Furthermore, this document makes proposals for an economic growth rate of 2 to 3 percents. Even though, economic growth is imperative, however, economic growth alone is not a panacea to the challenges facing South Africa. In the era of neo-liberalism, economic growth tends to be ‘jobless growth’, not only in South Africa, but globally. The economic growth under neo-liberalism also tends to benefit a few people (capitalist monopolies). Added to this, the primary focus of this document is on the rate of growth, not on its composition, or the role of redistribution in determining the impact of growth. In other words, there is a need for a new trajectory of growth, which addresses rather than reproduces our triple crisis of unemployment, poverty and inequality.
In South African unemployment remains over 25 %. This means the economy is not creating enough jobs. In response to this, this document envisages to create more than 1 million jobs. The question is: what kind of jobs? This document cites SMMEs and agriculture as some of the key sectors in job creation. Actually, this analysis is off the mark.
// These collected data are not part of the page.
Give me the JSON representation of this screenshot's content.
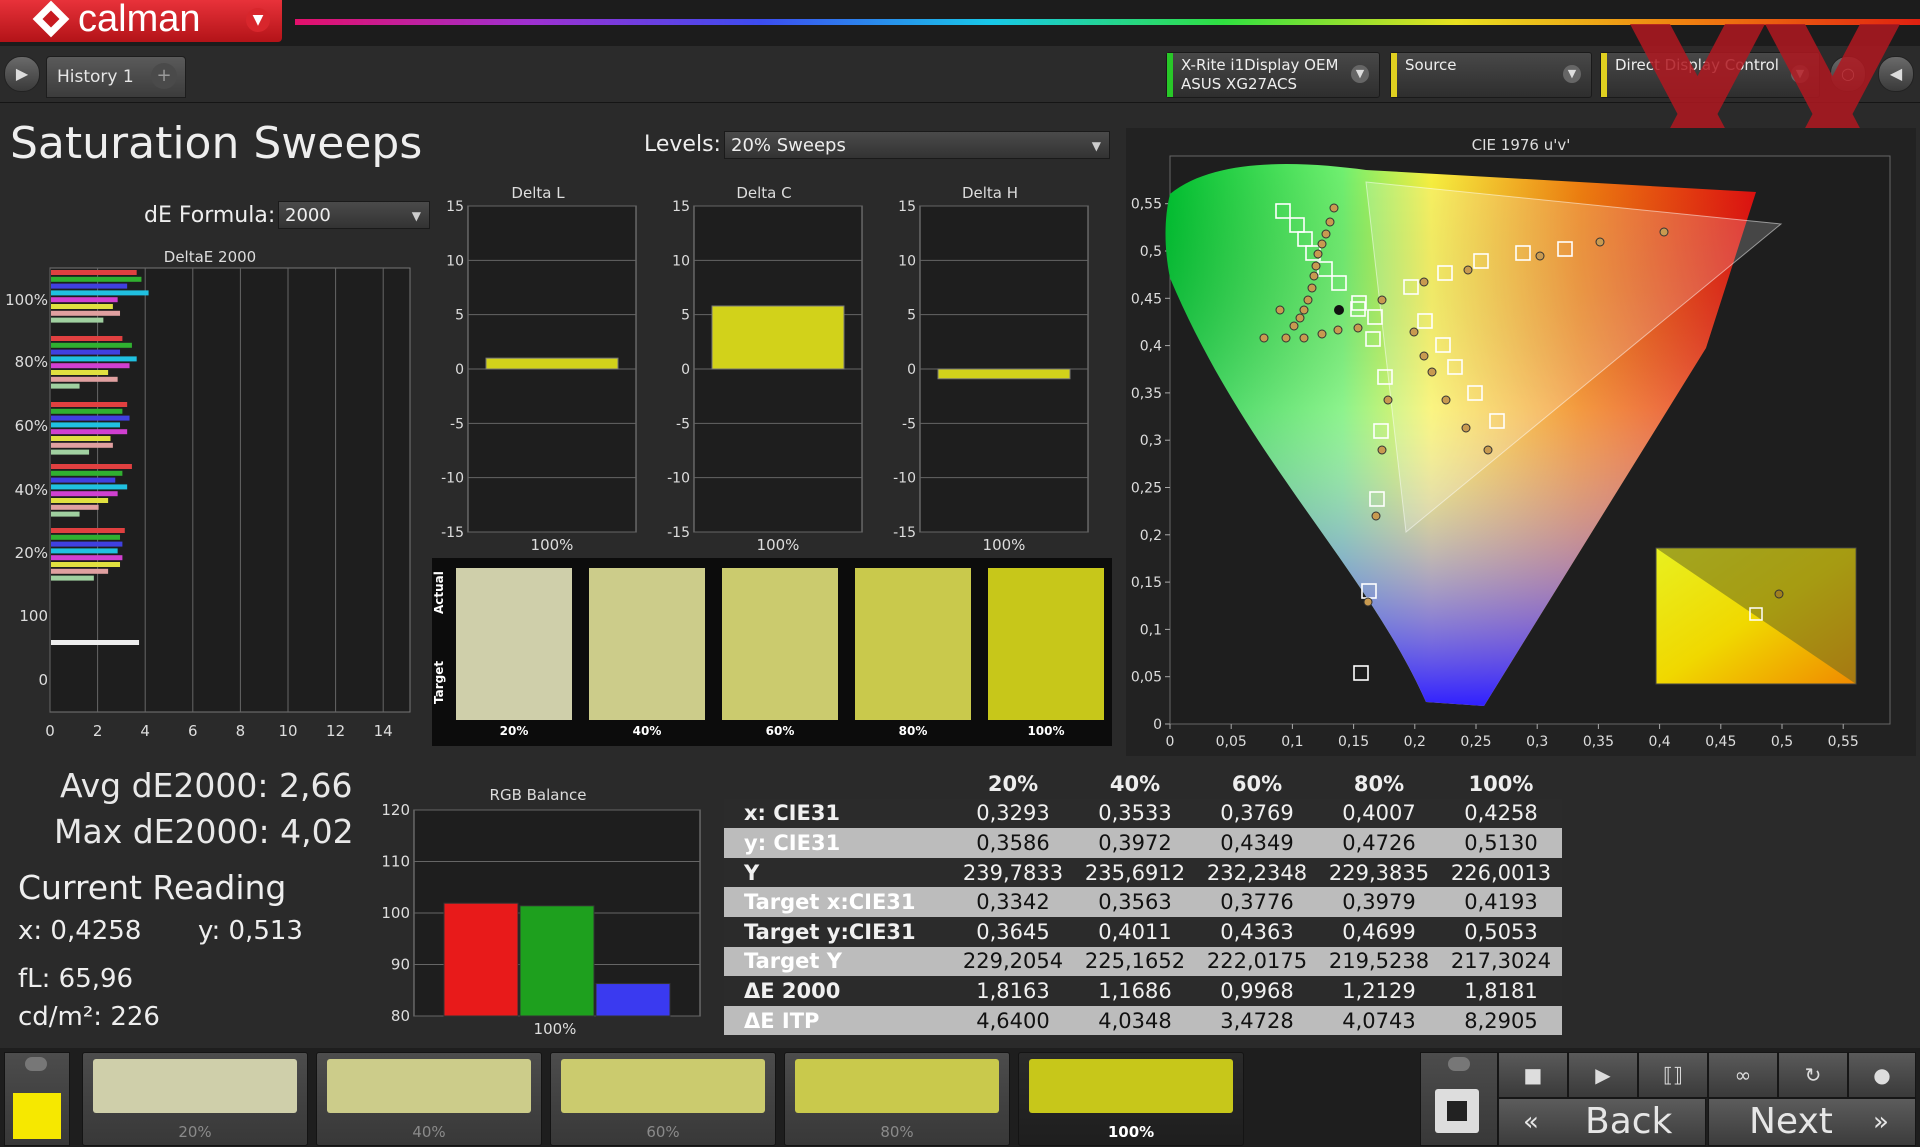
{
  "app": {
    "logo_text": "calman"
  },
  "tabs": {
    "history_tab": "History 1",
    "add_tab": "+"
  },
  "devices": {
    "meter_line1": "X-Rite i1Display OEM",
    "meter_line2": "ASUS XG27ACS",
    "source": "Source",
    "direct": "Direct Display Control"
  },
  "page": {
    "title": "Saturation Sweeps",
    "levels_label": "Levels:",
    "levels_value": "20% Sweeps",
    "de_label": "dE Formula:",
    "de_value": "2000"
  },
  "deltae_chart": {
    "title": "DeltaE 2000",
    "row_labels": [
      "100%",
      "80%",
      "60%",
      "40%",
      "20%",
      "100",
      "0"
    ],
    "x_ticks": [
      "0",
      "2",
      "4",
      "6",
      "8",
      "10",
      "12",
      "14"
    ]
  },
  "delta_charts": [
    {
      "title": "Delta L",
      "value": 1.0,
      "label": "100%",
      "y_ticks": [
        "15",
        "10",
        "5",
        "0",
        "-5",
        "-10",
        "-15"
      ]
    },
    {
      "title": "Delta C",
      "value": 5.8,
      "label": "100%",
      "y_ticks": [
        "15",
        "10",
        "5",
        "0",
        "-5",
        "-10",
        "-15"
      ]
    },
    {
      "title": "Delta H",
      "value": -0.9,
      "label": "100%",
      "y_ticks": [
        "15",
        "10",
        "5",
        "0",
        "-5",
        "-10",
        "-15"
      ]
    }
  ],
  "swatch_panel": {
    "actual_label": "Actual",
    "target_label": "Target",
    "labels": [
      "20%",
      "40%",
      "60%",
      "80%",
      "100%"
    ],
    "colors": [
      "#cfcfaa",
      "#cccc8a",
      "#cbcb6e",
      "#c9c94c",
      "#c7c71a"
    ]
  },
  "cie": {
    "title": "CIE 1976 u'v'",
    "x_ticks": [
      "0",
      "0,05",
      "0,1",
      "0,15",
      "0,2",
      "0,25",
      "0,3",
      "0,35",
      "0,4",
      "0,45",
      "0,5",
      "0,55"
    ],
    "y_ticks": [
      "0",
      "0,05",
      "0,1",
      "0,15",
      "0,2",
      "0,25",
      "0,3",
      "0,35",
      "0,4",
      "0,45",
      "0,5",
      "0,55"
    ]
  },
  "stats": {
    "avg": "Avg dE2000: 2,66",
    "max": "Max dE2000: 4,02",
    "current_heading": "Current Reading",
    "x": "x: 0,4258",
    "y": "y: 0,513",
    "fl": "fL: 65,96",
    "cdm2": "cd/m²: 226"
  },
  "rgb_balance": {
    "title": "RGB Balance",
    "y_ticks": [
      "120",
      "110",
      "100",
      "90",
      "80"
    ],
    "label": "100%",
    "chart_data": {
      "type": "bar",
      "categories": [
        "R",
        "G",
        "B"
      ],
      "values": [
        101.9,
        101.4,
        86.3
      ],
      "ylim": [
        80,
        120
      ],
      "colors": [
        "#e81a1a",
        "#1ea01e",
        "#3a3af0"
      ]
    }
  },
  "table": {
    "headers": [
      "",
      "20%",
      "40%",
      "60%",
      "80%",
      "100%"
    ],
    "rows": [
      {
        "label": "x: CIE31",
        "values": [
          "0,3293",
          "0,3533",
          "0,3769",
          "0,4007",
          "0,4258"
        ]
      },
      {
        "label": "y: CIE31",
        "values": [
          "0,3586",
          "0,3972",
          "0,4349",
          "0,4726",
          "0,5130"
        ]
      },
      {
        "label": "Y",
        "values": [
          "239,7833",
          "235,6912",
          "232,2348",
          "229,3835",
          "226,0013"
        ]
      },
      {
        "label": "Target x:CIE31",
        "values": [
          "0,3342",
          "0,3563",
          "0,3776",
          "0,3979",
          "0,4193"
        ]
      },
      {
        "label": "Target y:CIE31",
        "values": [
          "0,3645",
          "0,4011",
          "0,4363",
          "0,4699",
          "0,5053"
        ]
      },
      {
        "label": "Target Y",
        "values": [
          "229,2054",
          "225,1652",
          "222,0175",
          "219,5238",
          "217,3024"
        ]
      },
      {
        "label": "ΔE 2000",
        "values": [
          "1,8163",
          "1,1686",
          "0,9968",
          "1,2129",
          "1,8181"
        ]
      },
      {
        "label": "ΔE ITP",
        "values": [
          "4,6400",
          "4,0348",
          "3,4728",
          "4,0743",
          "8,2905"
        ]
      }
    ]
  },
  "bottom": {
    "patches": [
      "20%",
      "40%",
      "60%",
      "80%",
      "100%"
    ],
    "current_color": "#f6e800",
    "back": "Back",
    "next": "Next"
  }
}
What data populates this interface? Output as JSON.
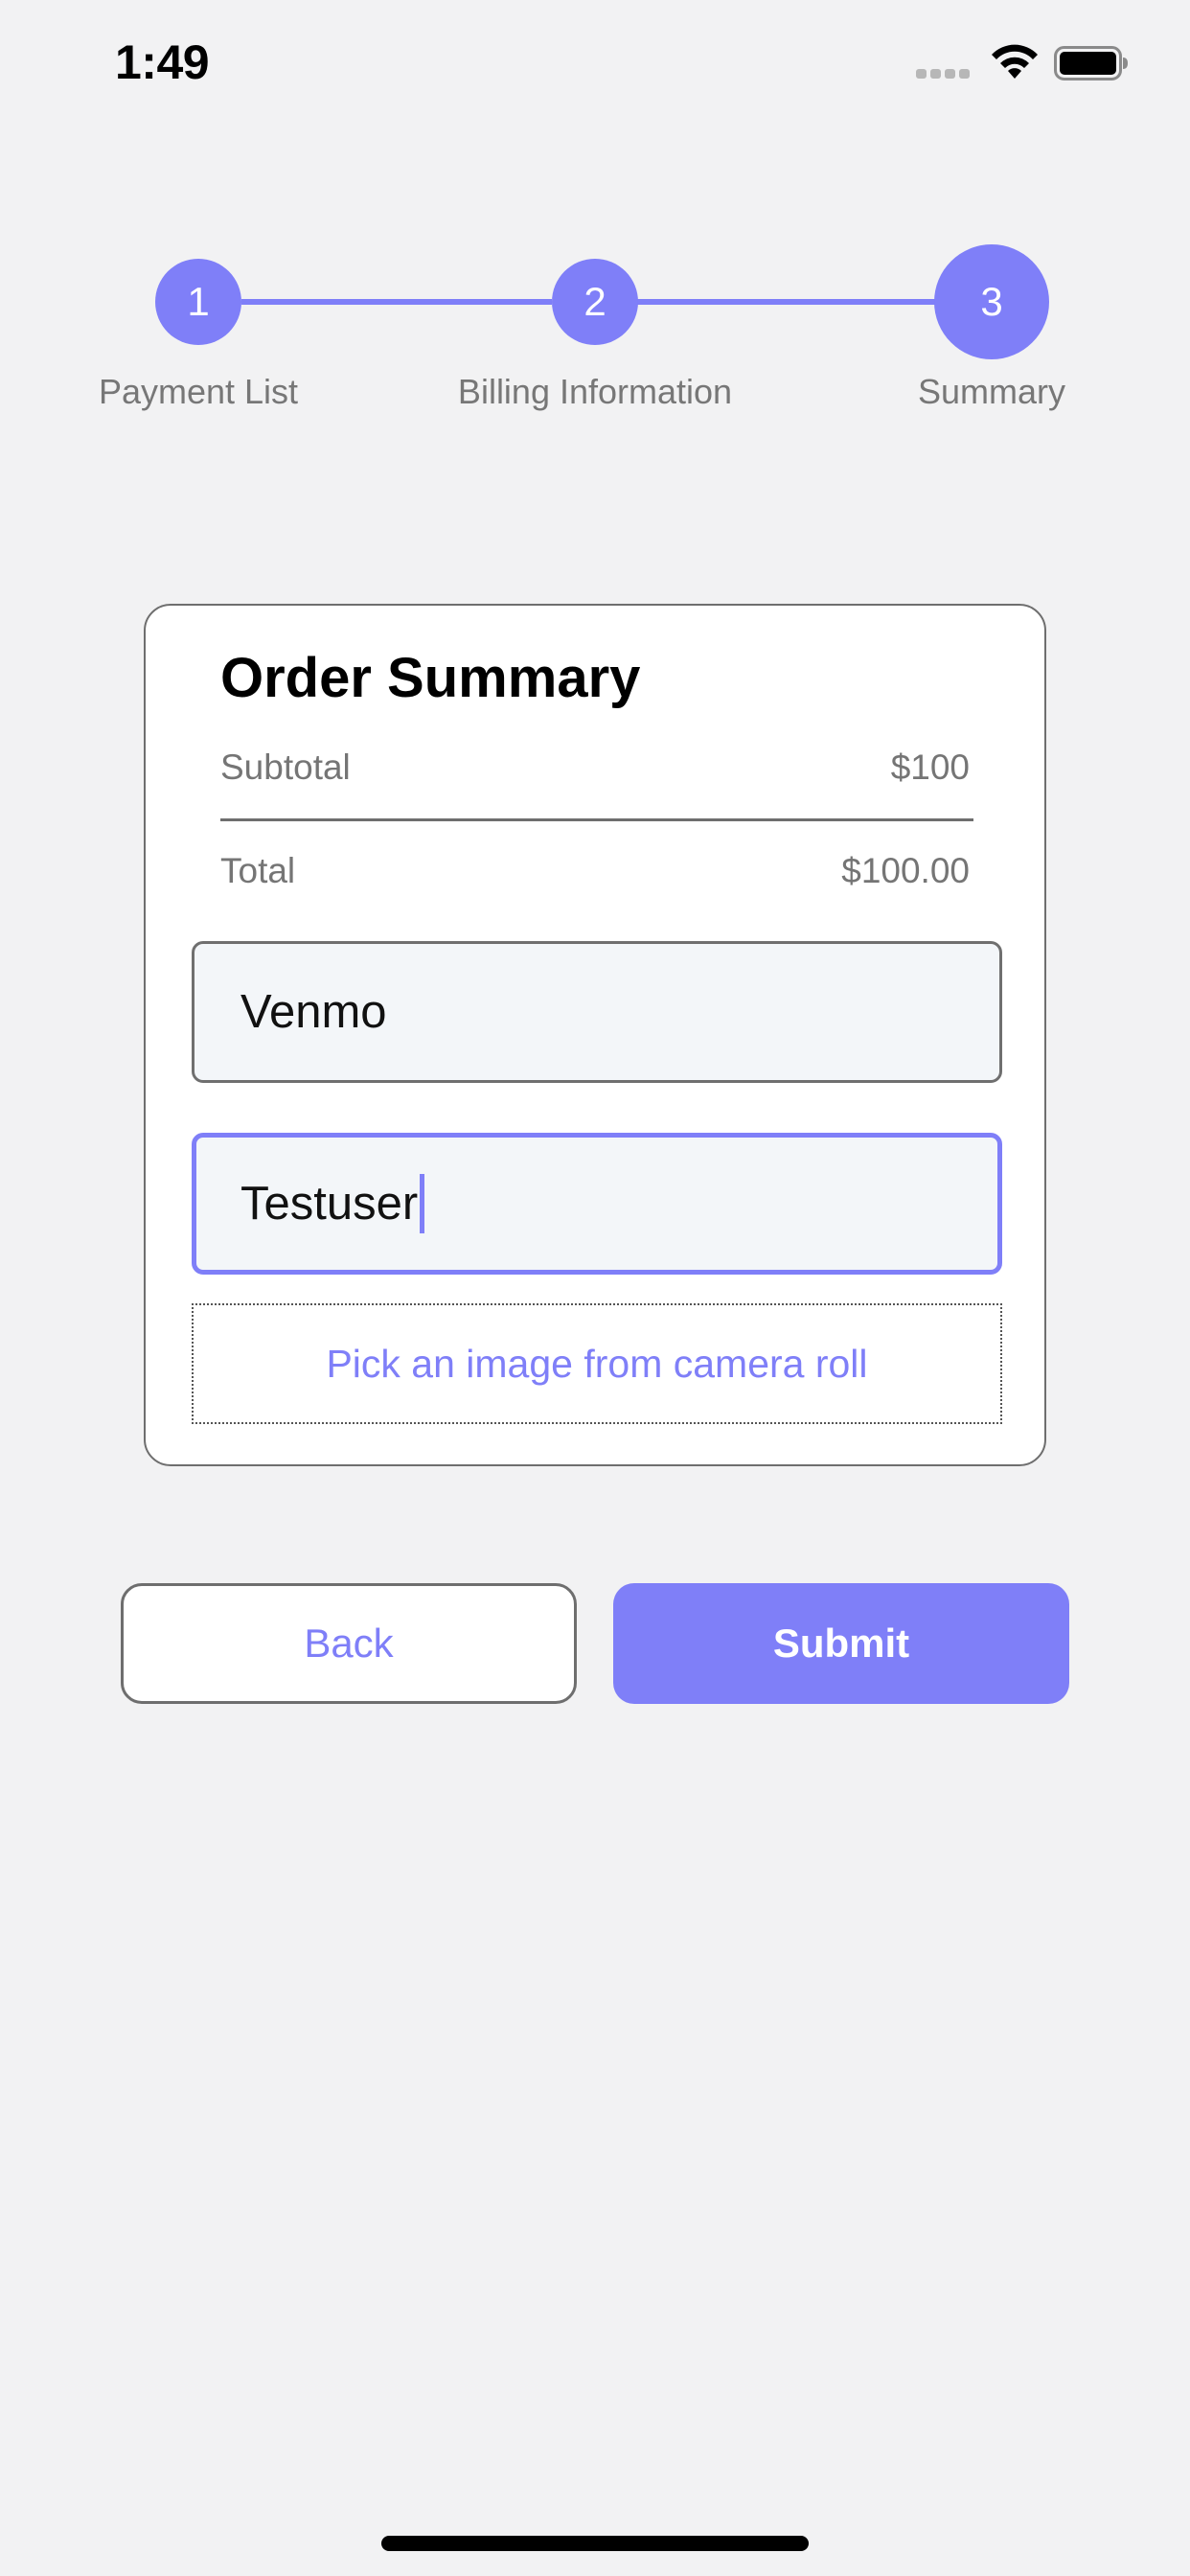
{
  "status_bar": {
    "time": "1:49",
    "icons": [
      "signal-dots-icon",
      "wifi-icon",
      "battery-icon"
    ]
  },
  "stepper": {
    "steps": [
      {
        "number": "1",
        "label": "Payment List"
      },
      {
        "number": "2",
        "label": "Billing Information"
      },
      {
        "number": "3",
        "label": "Summary"
      }
    ],
    "active_step": 3
  },
  "order_summary": {
    "title": "Order Summary",
    "subtotal_label": "Subtotal",
    "subtotal_value": "$100",
    "total_label": "Total",
    "total_value": "$100.00",
    "payment_method_value": "Venmo",
    "username_value": "Testuser",
    "pick_image_label": "Pick an image from camera roll"
  },
  "actions": {
    "back_label": "Back",
    "submit_label": "Submit"
  },
  "colors": {
    "accent": "#7f7ff8",
    "background": "#f2f2f3",
    "card": "#ffffff",
    "muted_text": "#777777"
  }
}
These sectors are not creating enough jobs and there is no considerable evidence that in the near future these sectors will emerge as the main employment creator.
This document overlooks the fact that neo-liberal agriculture in South Africa is characterized by marginalisation of small farmers and increased competition in a liberalized environment. Small producers are struggling to compete with big agrarian capitals with some going out of business selling their land. At the same time, the neo-liberal agricultural model has a record of replacing labour with mechanical capital, and the casualisation of labour, where jobs are created. Since the adoption of neo-liberal paradigm, the agricultural contribution to the GDP has decreased over the past four decades, in 2018 agriculture decreased 24,2% and contributed -0,7% to GDP. But also drought and other challenges associated with climate change will further shrink the contribution of this sector to job creation. Therefore, large-scale employment and poverty reduction cannot be achieved through the neo-liberal model of agriculture
Furtheremore, this document believes that SMMEs are capable of creating jobs. This is a false analysis because in the last couple of years SMMEs were not creating enough jobs and there is no considerable evidence that in the near future SMME’s will emerge as the main employment creator. In the context of neo-liberalism or trade liberalisation, it is difficult for the SMME’s to be strengthened and create jobs. In fact, the SMME’s which are single out by this document as a potential creator of jobs will not survive if trade liberalization continues. In other words, SMMEs cannot compete with the influence and power of multinational companies in the global market. This trade liberalisation which is praised by this document, in the periods between 1996 and 2005 was responsible for job losses, especially in the textile industry, as clothing buyers switched to imported clothing. In conclusion, this document over-look the advent of fourth industrial revolution and climate crisis. Any economic plan which ignores these realities is bound to fail. Nonetheless, this document is just like the old wine in a new bottle, it rehashes old outdated and failed proposals of free market.